Perché l'amore ha l'amore come solo argomento e il tumulto del cielo ha sbagliato momento... Nell’Universo cantato di De Andrè la magica figura della donna è sempre presente in forma essenziale, intesa a volte con sorridente affetto, altre con dolente comprensione, sino a svelarne le identità più nascoste. Nella figura femminile di Franziska in febbrile attesa c’è la sintesi di quell’Universo. Abbandonata, "stanca di posare per un uomo che dipinge e non la può guardare". Moglie promessa a un bandito senza incanti e senza sogni, dietro l'opaco di una finestra vede passare consumato il suo amore malinconico, grondante di speranze interrotte, privo di ricordi e denso di incognite. Così l'amore per De Andrè non è mai il trepidante sentimento che fa rima con "cuore" bensì il leopardiano "amor, di nostra vita, ultimo inganno", sempre inseguito come eterno ma sempre smentito dal caso. E anche l'illusoria dimensione del “per sempre” a dare una fuggevole forma al sentimento, che nella disperata e vana ricerca di essere conservato, si scopre in tutte le sue contraddizioni, nei rimorsi e nei rimpianti.
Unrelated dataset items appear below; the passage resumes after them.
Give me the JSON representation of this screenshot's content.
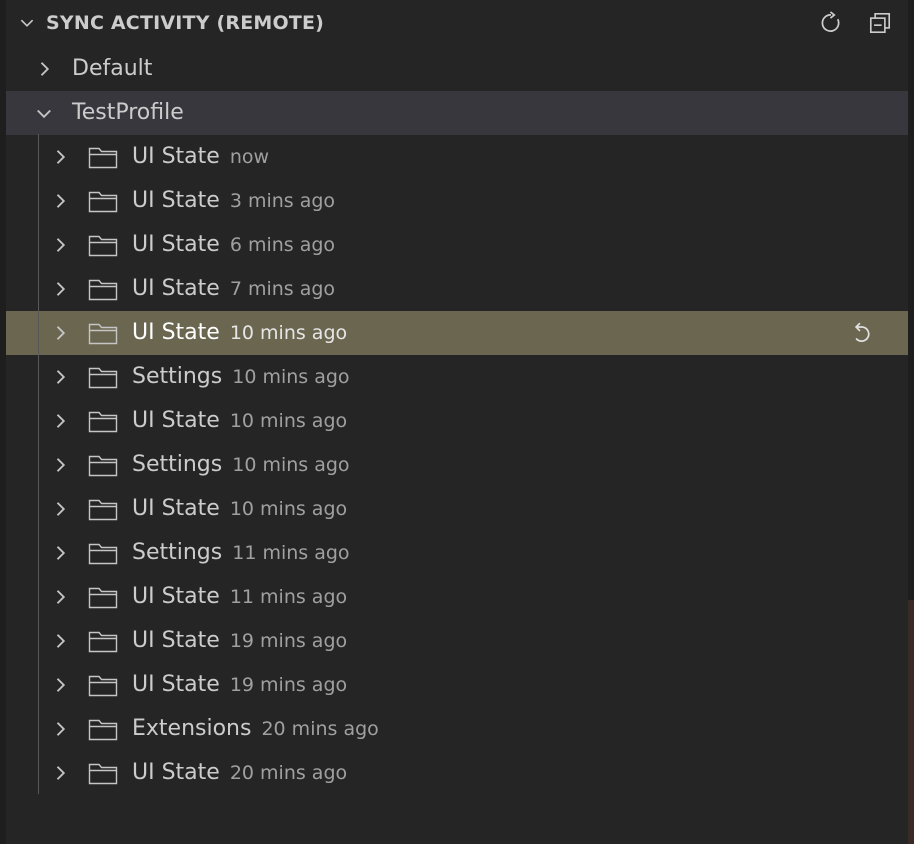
{
  "header": {
    "title": "SYNC ACTIVITY (REMOTE)",
    "chevron_icon": "chevron-down-icon",
    "refresh_icon": "refresh-icon",
    "collapse_icon": "collapse-all-icon"
  },
  "profiles": [
    {
      "label": "Default",
      "expanded": false
    },
    {
      "label": "TestProfile",
      "expanded": true
    }
  ],
  "entries": [
    {
      "name": "UI State",
      "time": "now"
    },
    {
      "name": "UI State",
      "time": "3 mins ago"
    },
    {
      "name": "UI State",
      "time": "6 mins ago"
    },
    {
      "name": "UI State",
      "time": "7 mins ago"
    },
    {
      "name": "UI State",
      "time": "10 mins ago",
      "selected": true,
      "action_icon": "restore-icon"
    },
    {
      "name": "Settings",
      "time": "10 mins ago"
    },
    {
      "name": "UI State",
      "time": "10 mins ago"
    },
    {
      "name": "Settings",
      "time": "10 mins ago"
    },
    {
      "name": "UI State",
      "time": "10 mins ago"
    },
    {
      "name": "Settings",
      "time": "11 mins ago"
    },
    {
      "name": "UI State",
      "time": "11 mins ago"
    },
    {
      "name": "UI State",
      "time": "19 mins ago"
    },
    {
      "name": "UI State",
      "time": "19 mins ago"
    },
    {
      "name": "Extensions",
      "time": "20 mins ago"
    },
    {
      "name": "UI State",
      "time": "20 mins ago"
    }
  ],
  "colors": {
    "background": "#252526",
    "selected": "#6a6650",
    "expanded_row": "#37373d",
    "text": "#cccccc",
    "description": "#a0a0a0"
  }
}
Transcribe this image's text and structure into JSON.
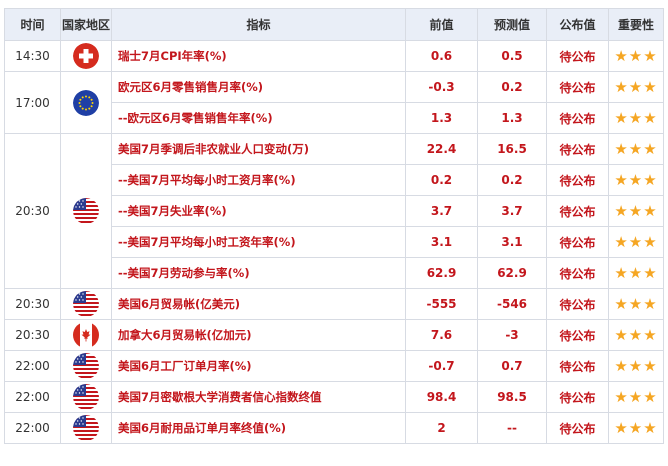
{
  "headers": {
    "time": "时间",
    "region": "国家地区",
    "indicator": "指标",
    "previous": "前值",
    "forecast": "预测值",
    "published": "公布值",
    "importance": "重要性"
  },
  "flags": {
    "switzerland": "swiss-flag",
    "euro": "eu-flag",
    "usa": "us-flag",
    "canada": "canada-flag"
  },
  "stars": "★★★",
  "rows": [
    {
      "time": "14:30",
      "indicator": "瑞士7月CPI年率(%)",
      "previous": "0.6",
      "forecast": "0.5",
      "published": "待公布"
    },
    {
      "time": "17:00",
      "indicator": "欧元区6月零售销售月率(%)",
      "previous": "-0.3",
      "forecast": "0.2",
      "published": "待公布"
    },
    {
      "indicator": "--欧元区6月零售销售年率(%)",
      "previous": "1.3",
      "forecast": "1.3",
      "published": "待公布"
    },
    {
      "time": "20:30",
      "indicator": "美国7月季调后非农就业人口变动(万)",
      "previous": "22.4",
      "forecast": "16.5",
      "published": "待公布"
    },
    {
      "indicator": "--美国7月平均每小时工资月率(%)",
      "previous": "0.2",
      "forecast": "0.2",
      "published": "待公布"
    },
    {
      "indicator": "--美国7月失业率(%)",
      "previous": "3.7",
      "forecast": "3.7",
      "published": "待公布"
    },
    {
      "indicator": "--美国7月平均每小时工资年率(%)",
      "previous": "3.1",
      "forecast": "3.1",
      "published": "待公布"
    },
    {
      "indicator": "--美国7月劳动参与率(%)",
      "previous": "62.9",
      "forecast": "62.9",
      "published": "待公布"
    },
    {
      "time": "20:30",
      "indicator": "美国6月贸易帐(亿美元)",
      "previous": "-555",
      "forecast": "-546",
      "published": "待公布"
    },
    {
      "time": "20:30",
      "indicator": "加拿大6月贸易帐(亿加元)",
      "previous": "7.6",
      "forecast": "-3",
      "published": "待公布"
    },
    {
      "time": "22:00",
      "indicator": "美国6月工厂订单月率(%)",
      "previous": "-0.7",
      "forecast": "0.7",
      "published": "待公布"
    },
    {
      "time": "22:00",
      "indicator": "美国7月密歇根大学消费者信心指数终值",
      "previous": "98.4",
      "forecast": "98.5",
      "published": "待公布"
    },
    {
      "time": "22:00",
      "indicator": "美国6月耐用品订单月率终值(%)",
      "previous": "2",
      "forecast": "--",
      "published": "待公布"
    }
  ]
}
In fin dei conti quello dell'amore è uno stato incerto, fuggevole, incoerente, lontano dai versi consueti, idealizzati, raccontato invece per quello che è: controversa alternanza del bene e del male che è poi il senso stesso dell'agire umano. “Io t'ho amato sempre - e non t'ho amato mai, ‑ amore che vieni, amore che vai".

STORIA 3 – LA DIVERSITA

“In direzione ostinata e contraria”. Questa potrebbe essere il riassunto del pensiero di De Andrè sui diversi, gli emarginati, gli sconfitti. Un cammino inevitabile, prima diversi, poi emarginati, quindi, alla fine, sconfitti, quasi per necessità. Mai un coro solidale di sofferenza, ma uomini, presi uno ad uno, figure senza tempo Zingari, blasfemi, ladri, prostitute, martiri e visionari. La debolezza delle anime perse, che si riscattano e si trasformano con la dignità di chi ha imparato che non è un delitto rubare quando si ha fame, di chi ruba in nome proprio e non in nome di un qualche dio. Perché solo chi giudica da buon borghese condannerà a cinquemila anni più le spese, ma se i diversi li capisci e li cerchi fino in fondo, saprai che se non sono gigli, sono pur sempre figli, vittime di questo mondo. Attraversammo la tempesta navigando su fragili battelli. Che la pietà non ci rimanga in tasca, hanno gli occhi troppo belli.

E per quelli che hanno vissuto con la coscienza pura l'inferno esiste solo per chi ne ha paura.